ハリーの語尾がだんだん弱くなっていく。渡された卵はハリーとロンに比べると6分の2くらいだった。約分しろって。3分の1な。……それ以下かも。ハーミーは肩を落とした。ロンも気まずそうにして、自分のチョコエッグを細かく割った。ロンなりの気遣いかもしれない、優しい子だね。私はというと、まさかいただけるとは思ってなかったからむしろびっくりだ。気を遣わせてしまったらしい、申し訳ない。

「あなたのお母さん、もしかして週間魔女読んでる?ロン?」
「ああ。ふぉーりのふぇーじみ、んぐ、見るのにね」
「なんて???」

いい子だけど糖蜜ヌガー口に詰め込み過ぎだろ。早く溶かせと熱い紅茶をカップに入れて渡すと、ロンは苦くなるから嫌だと首を振って、ゆっくりゆっくり口いっぱいのヌガーを飲み込んだ。ハリーが食べきれないから、とくれたチョコレートの欠片をつまみながら待つ。ようやく飲み込んだロンが言った。ロンのお母さんは週間魔女の料理のページ欠かさず見ているらしい。なるほど。どうりで主婦層の文句が多いわけだ、魔法界にもゴシップ雑誌を読んではネタに愚痴を吐き出す主婦はいるらしい。ハーミーは超悲しそうにシュンとした。

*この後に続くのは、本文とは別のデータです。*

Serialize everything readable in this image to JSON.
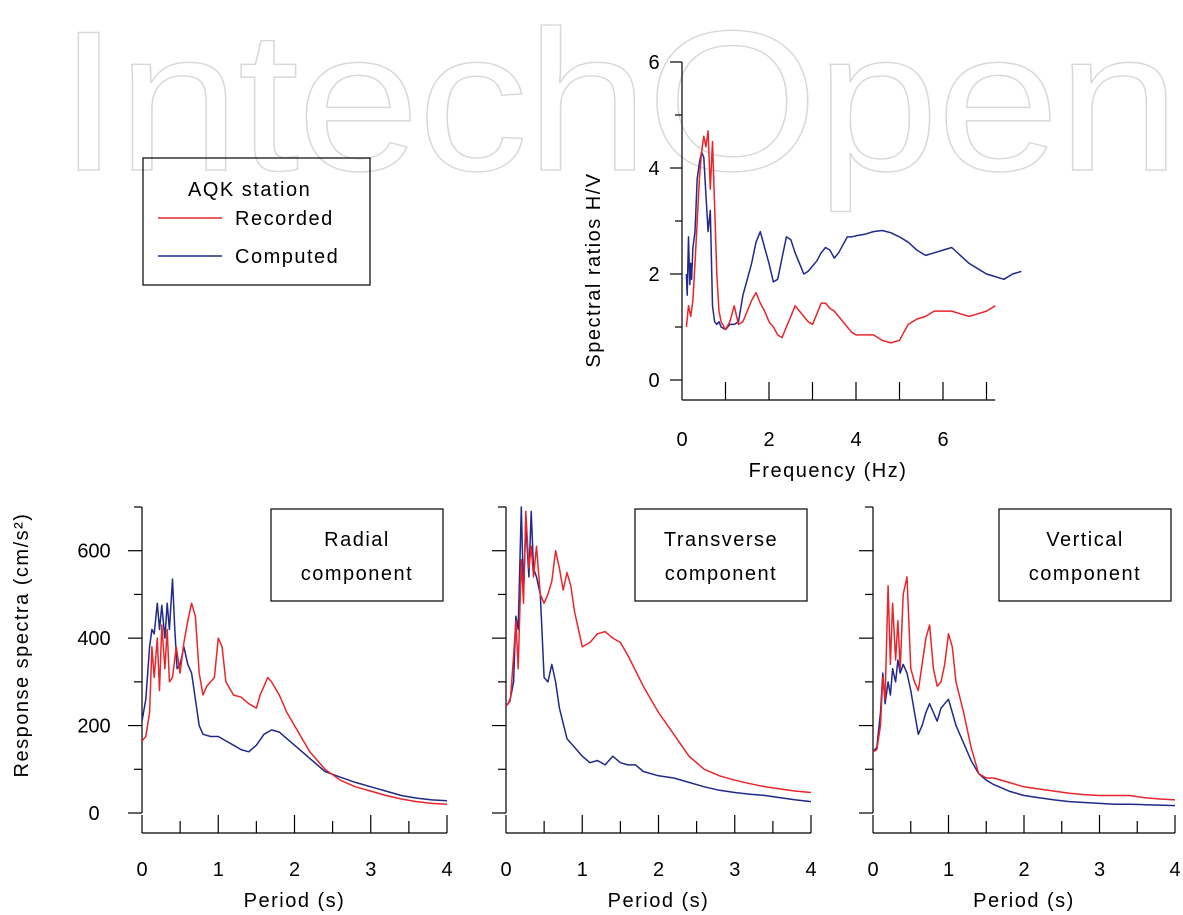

それを見て、ハリーが慌てて手紙を開けた。しかし、チラッチラッと私を見てくる。わかってるよ、さっきあんまり知られたくない類だって言ってたでしょ。ハリーにへらっと笑いかけて頷き、自分の分のイースターエッグを鞄に入れると私は席を立った。図書館寄るから先行ってんねー。